Natural Remedies to Prevent and Reduce Migraines

Migraine attacks differ from usual headaches because they involve throbbing pain, nausea, and susceptivity to sound and light. If you experience migraine attacks, it’s important to first identify what triggers your migraines to understand how best to avoid or moderate these triggers so you can reduce migraine frequency. Common migraine triggers include stress, hormonal changes, irregular sleeping patterns, alcohol and caffeine, diet, and exposure to bright light, loud noises, and strong fragrances. Luckily there are some proven natural remedies to help prevent and reduce migraine headaches:

1. Acupressure

Acupressure focuses on relieving pain in specific areas of the body using pressure points. You can get traditional acupressure from a professional practitioner or do it at home. However, following a professional’s precise instructions is advisable while using the technique at home. The best acupressure point for migraines is the space between the base of your index finger and the left thumb. Apply firm, circular pressure motions on the area for five minutes to relieve the pain.

2. Feverfew

Feverfew is a herb that resembles a daisy and offers a good solution for migraine pain. People who experience chronic migraines can either take dried feverfew leaf capsules daily to reduce the number of attacks or brew the dried leaves in a tea. Consult your doctor or naturopath on the correct dosage of the herb for effective results.

3. Yoga

Yoga is a form of exercise whereby you use different body postures accompanied by breath to become more flexible while improving your mental and physical wellbeing. Health experts believe yoga can be a complimentary method to help relieve migraine intensity, duration, and frequency by loosening tight areas in the neck, head, and shoulders, which hold onto stress.

4. Biofeedback

Biofeedback is a therapy that teaches us how to control different body functions for stress relief. The technique involves the application of electrodes directly on the skin to observe the physiologic operations that change when we experience stress. A biofeedback session tracks our blood pressure, heart rate, and muscle tension during a stressful episode. Biofeedback for migraines involves working with a therapist who will help you learn techniques to manage stress so it changes your physiological response. Many natural health experts believe biofeedback is an effective therapy for treating migraine attacks with no side effects.

5. Lavender oil

Many migraine patients attribute natural oils, like lavender essential oil to helping them reduce migraine pain. Lavender oil may be inhaled directly or diluted some with a carrier oil (i.e., sweet almond oil) before being applied directly to the temples. Using lavender oil when you feel an approaching migraine may help reduce the frequency and severity of the attack. Peppermint, rosemary, chamomile, and eucalyptus oils have also been shown to be helpful scents for reducing headaches.

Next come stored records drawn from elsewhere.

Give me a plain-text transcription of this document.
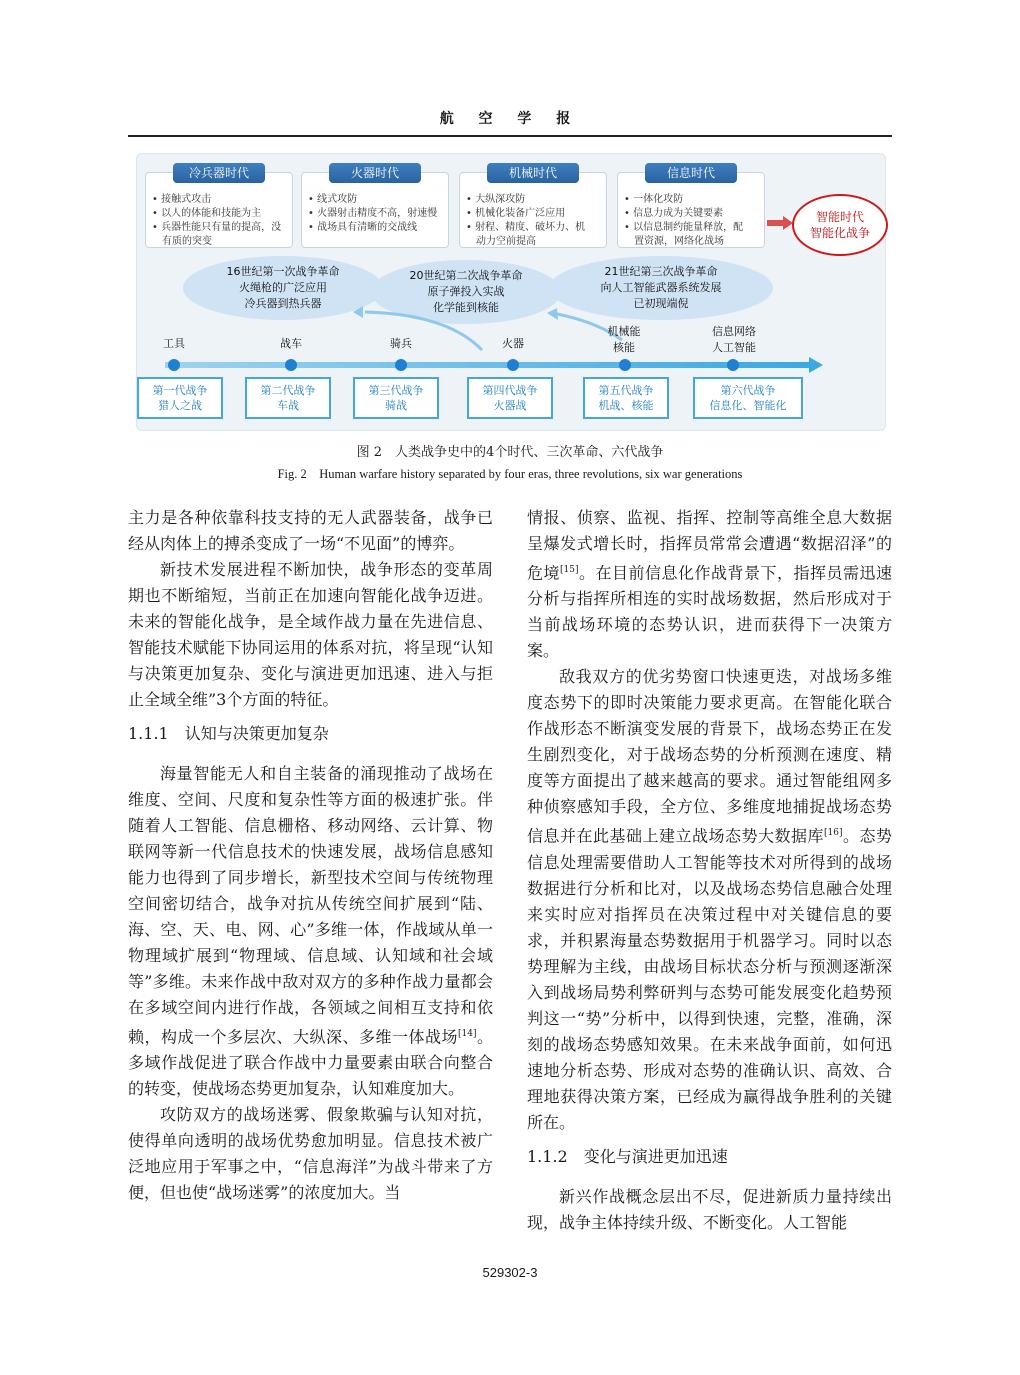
航 空 学 报
• 接触式攻击
• 以人的体能和技能为主
• 兵器性能只有量的提高，没
有质的突变
冷兵器时代
• 线式攻防
• 火器射击精度不高，射速慢
• 战场具有清晰的交战线
火器时代
• 大纵深攻防
• 机械化装备广泛应用
• 射程、精度、破坏力、机
动力空前提高
机械时代
• 一体化攻防
• 信息力成为关键要素
• 以信息制约能量释放，配
置资源，网络化战场
信息时代
智能时代
智能化战争
16世纪第一次战争革命
火绳枪的广泛应用
冷兵器到热兵器
20世纪第二次战争革命
原子弹投入实战
化学能到核能
21世纪第三次战争革命
向人工智能武器系统发展
已初现端倪
工具	战车	骑兵	火器
机械能
核能
信息网络
人工智能
第一代战争
猎人之战
第二代战争
车战
第三代战争
骑战
第四代战争
火器战
第五代战争
机战、核能
第六代战争
信息化、智能化
图 2　人类战争史中的4个时代、三次革命、六代战争
Fig. 2　Human warfare history separated by four eras, three revolutions, six war generations

主力是各种依靠科技支持的无人武器装备，战争已经从肉体上的搏杀变成了一场“不见面”的博弈。

新技术发展进程不断加快，战争形态的变革周期也不断缩短，当前正在加速向智能化战争迈进。未来的智能化战争，是全域作战力量在先进信息、智能技术赋能下协同运用的体系对抗，将呈现“认知与决策更加复杂、变化与演进更加迅速、进入与拒止全域全维”3个方面的特征。

1.1.1　认知与决策更加复杂

海量智能无人和自主装备的涌现推动了战场在维度、空间、尺度和复杂性等方面的极速扩张。伴随着人工智能、信息栅格、移动网络、云计算、物联网等新一代信息技术的快速发展，战场信息感知能力也得到了同步增长，新型技术空间与传统物理空间密切结合，战争对抗从传统空间扩展到“陆、海、空、天、电、网、心”多维一体，作战域从单一物理域扩展到“物理域、信息域、认知域和社会域等”多维。未来作战中敌对双方的多种作战力量都会在多域空间内进行作战，各领域之间相互支持和依赖，构成一个多层次、大纵深、多维一体战场[14]。多域作战促进了联合作战中力量要素由联合向整合的转变，使战场态势更加复杂，认知难度加大。

攻防双方的战场迷雾、假象欺骗与认知对抗，使得单向透明的战场优势愈加明显。信息技术被广泛地应用于军事之中，“信息海洋”为战斗带来了方便，但也使“战场迷雾”的浓度加大。当

情报、侦察、监视、指挥、控制等高维全息大数据呈爆发式增长时，指挥员常常会遭遇“数据沼泽”的危境[15]。在目前信息化作战背景下，指挥员需迅速分析与指挥所相连的实时战场数据，然后形成对于当前战场环境的态势认识，进而获得下一决策方案。

敌我双方的优劣势窗口快速更迭，对战场多维度态势下的即时决策能力要求更高。在智能化联合作战形态不断演变发展的背景下，战场态势正在发生剧烈变化，对于战场态势的分析预测在速度、精度等方面提出了越来越高的要求。通过智能组网多种侦察感知手段，全方位、多维度地捕捉战场态势信息并在此基础上建立战场态势大数据库[16]。态势信息处理需要借助人工智能等技术对所得到的战场数据进行分析和比对，以及战场态势信息融合处理来实时应对指挥员在决策过程中对关键信息的要求，并积累海量态势数据用于机器学习。同时以态势理解为主线，由战场目标状态分析与预测逐渐深入到战场局势利弊研判与态势可能发展变化趋势预判这一“势”分析中，以得到快速，完整，准确，深刻的战场态势感知效果。在未来战争面前，如何迅速地分析态势、形成对态势的准确认识、高效、合理地获得决策方案，已经成为赢得战争胜利的关键所在。

1.1.2　变化与演进更加迅速

新兴作战概念层出不尽，促进新质力量持续出现，战争主体持续升级、不断变化。人工智能

529302-3
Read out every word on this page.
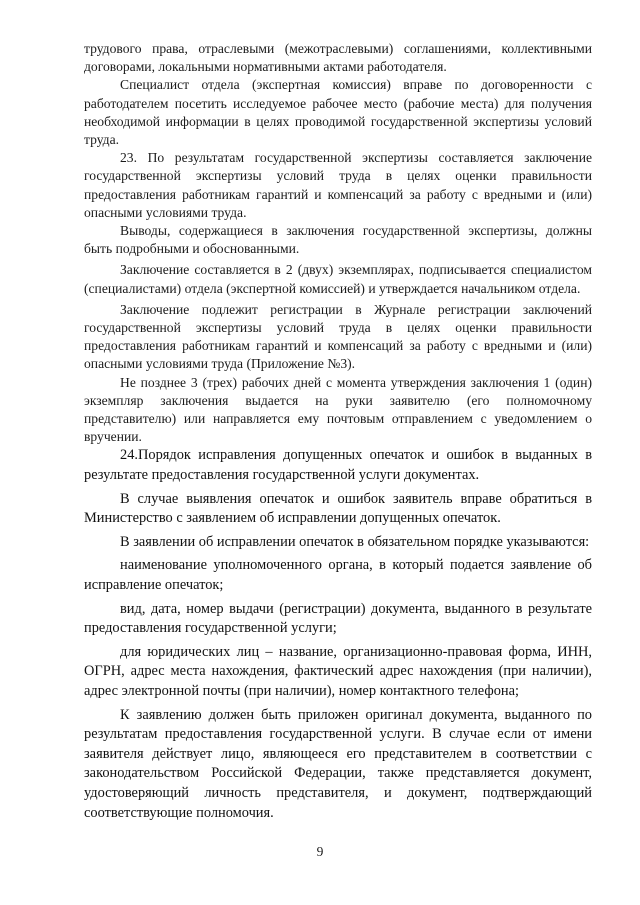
трудового права, отраслевыми (межотраслевыми) соглашениями, коллективными договорами, локальными нормативными актами работодателя.

Специалист отдела (экспертная комиссия) вправе по договоренности с работодателем посетить исследуемое рабочее место (рабочие места) для получения необходимой информации в целях проводимой государственной экспертизы условий труда.

23. По результатам государственной экспертизы составляется заключение государственной экспертизы условий труда в целях оценки правильности предоставления работникам гарантий и компенсаций за работу с вредными и (или) опасными условиями труда.

Выводы, содержащиеся в заключения государственной экспертизы, должны быть подробными и обоснованными.

Заключение составляется в 2 (двух) экземплярах, подписывается специалистом (специалистами) отдела (экспертной комиссией) и утверждается начальником отдела.

Заключение подлежит регистрации в Журнале регистрации заключений государственной экспертизы условий труда в целях оценки правильности предоставления работникам гарантий и компенсаций за работу с вредными и (или) опасными условиями труда (Приложение №3).

Не позднее 3 (трех) рабочих дней с момента утверждения заключения 1 (один) экземпляр заключения выдается на руки заявителю (его полномочному представителю) или направляется ему почтовым отправлением с уведомлением о вручении.

24.Порядок исправления допущенных опечаток и ошибок в выданных в результате предоставления государственной услуги документах.

В случае выявления опечаток и ошибок заявитель вправе обратиться в Министерство с заявлением об исправлении допущенных опечаток.

В заявлении об исправлении опечаток в обязательном порядке указываются:

наименование уполномоченного органа, в который подается заявление об исправление опечаток;

вид, дата, номер выдачи (регистрации) документа, выданного в результате предоставления государственной услуги;

для юридических лиц – название, организационно-правовая форма, ИНН, ОГРН, адрес места нахождения, фактический адрес нахождения (при наличии), адрес электронной почты (при наличии), номер контактного телефона;

К заявлению должен быть приложен оригинал документа, выданного по результатам предоставления государственной услуги. В случае если от имени заявителя действует лицо, являющееся его представителем в соответствии с законодательством Российской Федерации, также представляется документ, удостоверяющий личность представителя, и документ, подтверждающий соответствующие полномочия.

9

7. Consume a migraine-friendly diet

Your diet can also play a significant role in preventing and reducing migraines. For example, diets high in certain processed foods have been shown to increase the frequency of migraines. Doctors may advise patients to avoid foods and drinks that trigger migraine attacks, such as foods high in nitrates, (i.e., bacon, sausages, and hot dogs), hard cheeses containing tyramine, alcohol, chocolate, dried fruits, icy beverages and ice cream, and cultured dairy products (i.e., sour cream or buttermilk). While some patients use small quantities of caffeine to reduce migraine pain, please keep in mind that some migraine medications contain caffeine, and too much caffeine may trigger a migraine.

8. Keep a headache journal

Many patients find that recording their migraine frequency, symptoms, foods consumed, and duration of attacks can help them better manage their migraine pain. All you need is a blank journal and notebook to record the following details: Date of migraine attack, length of migraine, severity on a scale of 1 to 10, foods consumed leading up to the migraine, environmental factors—such as temperature, presence of pets, dust, pollen, etc, and symptoms experienced with the headache—including things like sensitivity to light or sound, strong smells, dizziness or vertigo. A migraine journal can help identify triggers and also help your doctor make a proper diagnosis and treatment plan for treating your migraines.